144. Vous relevez que les monstres sont présents dans la mythologie, mais absents des contes.
15V. M.-L. : Les monstres sont présents dans les récits mythologiques, qui disent l’amour, la guerre, la fertilité, l’origine du monde et de l’homme, et mettent en avant la dimension symbolique des personnages, mais ils sont absents des contes.
16Les contes, racontent des histoires imaginaires qui s’ancrent dans une certaine réalité. Ils mettent en scène des personnages auxquels s’identifier, mais aussi des personnages malfaisants, bien identifiés et bien définis, comme les sorcières, les ogres, les loups… En définissant précisément l’objet qui fait peur, les personnages des contes engagent chaque enfant dans la thématique qui correspond à sa propre accroche pulsionnelle. Ainsi le loup renvoie à l’oralité, à la morsure ; l’ogre, plus archaïque, aura davantage à voir avec la dévoration, la crainte d’être avalé tout cru ; la sorcière, avec sa parole inquiétante, qui peut figer ou transformer les individus, exerce un pouvoir sur les corps et peut confisquer la liberté.
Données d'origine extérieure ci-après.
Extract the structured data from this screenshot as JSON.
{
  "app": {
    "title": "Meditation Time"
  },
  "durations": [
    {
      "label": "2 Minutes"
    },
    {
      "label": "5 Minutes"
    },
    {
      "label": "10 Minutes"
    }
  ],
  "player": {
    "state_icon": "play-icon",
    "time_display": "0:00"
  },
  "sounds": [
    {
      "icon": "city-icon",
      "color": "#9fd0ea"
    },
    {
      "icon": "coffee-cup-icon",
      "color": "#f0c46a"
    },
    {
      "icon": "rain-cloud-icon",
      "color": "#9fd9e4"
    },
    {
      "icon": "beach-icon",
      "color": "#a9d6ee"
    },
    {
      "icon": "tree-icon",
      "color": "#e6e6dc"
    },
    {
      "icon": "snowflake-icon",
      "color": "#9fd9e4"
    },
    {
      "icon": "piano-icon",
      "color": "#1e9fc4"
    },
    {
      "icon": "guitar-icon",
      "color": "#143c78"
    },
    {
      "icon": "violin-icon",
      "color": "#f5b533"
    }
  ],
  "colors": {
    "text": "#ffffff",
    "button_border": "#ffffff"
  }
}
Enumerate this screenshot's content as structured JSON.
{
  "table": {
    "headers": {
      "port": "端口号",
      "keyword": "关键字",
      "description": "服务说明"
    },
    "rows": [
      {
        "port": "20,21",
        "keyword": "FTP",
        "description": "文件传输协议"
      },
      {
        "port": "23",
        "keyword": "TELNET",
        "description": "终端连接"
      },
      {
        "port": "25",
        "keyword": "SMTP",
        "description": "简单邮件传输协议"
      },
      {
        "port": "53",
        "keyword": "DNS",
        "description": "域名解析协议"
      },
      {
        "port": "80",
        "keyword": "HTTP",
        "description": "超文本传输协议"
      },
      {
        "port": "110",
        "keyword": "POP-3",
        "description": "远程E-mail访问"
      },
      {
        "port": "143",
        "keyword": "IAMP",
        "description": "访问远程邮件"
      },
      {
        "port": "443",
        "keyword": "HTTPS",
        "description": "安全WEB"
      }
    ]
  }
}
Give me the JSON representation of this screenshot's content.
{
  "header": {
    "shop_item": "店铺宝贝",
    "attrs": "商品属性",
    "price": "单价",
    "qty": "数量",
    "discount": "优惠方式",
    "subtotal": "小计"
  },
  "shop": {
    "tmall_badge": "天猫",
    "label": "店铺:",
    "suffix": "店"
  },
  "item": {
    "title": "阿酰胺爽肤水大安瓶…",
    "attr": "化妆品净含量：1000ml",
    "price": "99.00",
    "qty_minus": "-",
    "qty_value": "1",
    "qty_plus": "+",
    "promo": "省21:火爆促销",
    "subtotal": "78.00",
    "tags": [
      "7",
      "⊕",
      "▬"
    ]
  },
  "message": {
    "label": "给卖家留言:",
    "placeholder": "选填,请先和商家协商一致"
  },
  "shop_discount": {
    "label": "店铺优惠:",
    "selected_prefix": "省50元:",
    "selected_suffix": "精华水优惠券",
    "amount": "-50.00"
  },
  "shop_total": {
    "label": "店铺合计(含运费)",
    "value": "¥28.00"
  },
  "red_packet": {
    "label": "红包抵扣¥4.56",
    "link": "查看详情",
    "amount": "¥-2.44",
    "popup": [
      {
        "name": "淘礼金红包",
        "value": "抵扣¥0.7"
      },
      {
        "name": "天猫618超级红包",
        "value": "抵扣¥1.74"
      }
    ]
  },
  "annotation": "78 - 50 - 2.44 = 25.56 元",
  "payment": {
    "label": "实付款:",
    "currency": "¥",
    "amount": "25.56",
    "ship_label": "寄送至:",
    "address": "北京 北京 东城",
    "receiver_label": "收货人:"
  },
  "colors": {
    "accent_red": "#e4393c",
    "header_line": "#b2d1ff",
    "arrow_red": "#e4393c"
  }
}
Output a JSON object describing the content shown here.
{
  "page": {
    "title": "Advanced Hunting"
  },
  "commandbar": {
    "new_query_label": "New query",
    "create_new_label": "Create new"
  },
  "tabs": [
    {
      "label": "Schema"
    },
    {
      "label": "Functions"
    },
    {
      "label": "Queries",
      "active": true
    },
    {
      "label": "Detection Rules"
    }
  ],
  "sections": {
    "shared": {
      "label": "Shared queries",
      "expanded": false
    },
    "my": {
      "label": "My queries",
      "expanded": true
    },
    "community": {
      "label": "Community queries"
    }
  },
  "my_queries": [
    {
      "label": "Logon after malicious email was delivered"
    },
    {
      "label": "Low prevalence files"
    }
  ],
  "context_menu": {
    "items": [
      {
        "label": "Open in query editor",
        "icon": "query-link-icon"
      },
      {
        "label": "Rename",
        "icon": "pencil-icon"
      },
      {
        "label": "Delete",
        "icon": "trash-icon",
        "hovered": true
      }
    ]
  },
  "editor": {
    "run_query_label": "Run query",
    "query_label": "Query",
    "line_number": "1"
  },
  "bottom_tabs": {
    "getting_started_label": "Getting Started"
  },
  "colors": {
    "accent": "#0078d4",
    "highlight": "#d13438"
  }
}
Mais dans les contes, l’objet qui fait peur, contrairement au monstre, est toujours borné par le langage.
175. Vous estimez que les peurs sont normales et font partie de la construction de l’enfant. Qu’en est-il du cauchemar et des terreurs nocturnes ?
18V. M.-L. : Le cauchemar, comme le rêve, traduit un travail psychique en cours d’élaboration. Il est la preuve que l’enfant se construit et aménage ce qui lui fait peur ; la tentative d’assimilation d’un contenu inquiétant vécu dans la journée. L’enfant, dans son cauchemar, peut être l’objet d’un autre, soumis au désir de l’autre. C’est lorsque, dans la réalité effective, l’enfant s’est trouvé dans l’incapacité de donner son point de vue ou de réagir qu’il peut rejouer la nuit, en rêvant, l’angoisse de son impuissance. Et c’est cette impuissance vécue dans le cauchemar qui est également renvoyée aux parents.
19En effet, le cauchemar est une forme de rêve bruyant qui vient signifier aux parents que leur enfant possède une intimité psychique, qui leur échappe. Ils n’y peuvent rien et se trouvent eux aussi confrontés à leur impuissance. C’est pourquoi ils sont généralement si inquiets, et aimeraient bien savoir comment faire pour en épargner leur enfant. Mais tout comme le rêve, le cauchemar est normal. Dans le cauchemar, on ne sait rien du degré d’inquiétude pour l’enfant. Ce que l’on sait, c’est que l’image était suffisamment inquiétante pour qu’il appelle à l’aide, et veuille la communiquer.
20La terreur nocturne marque un niveau d’angoisse bien plus important, car souvent l’enfant n’a aucun mot, aucune image à poser dessus. Il n’y a pas d’élaboration psychique possible ; juste un éprouvé, d’autant plus terrifiant qu’il reste incommunicable à l’autre.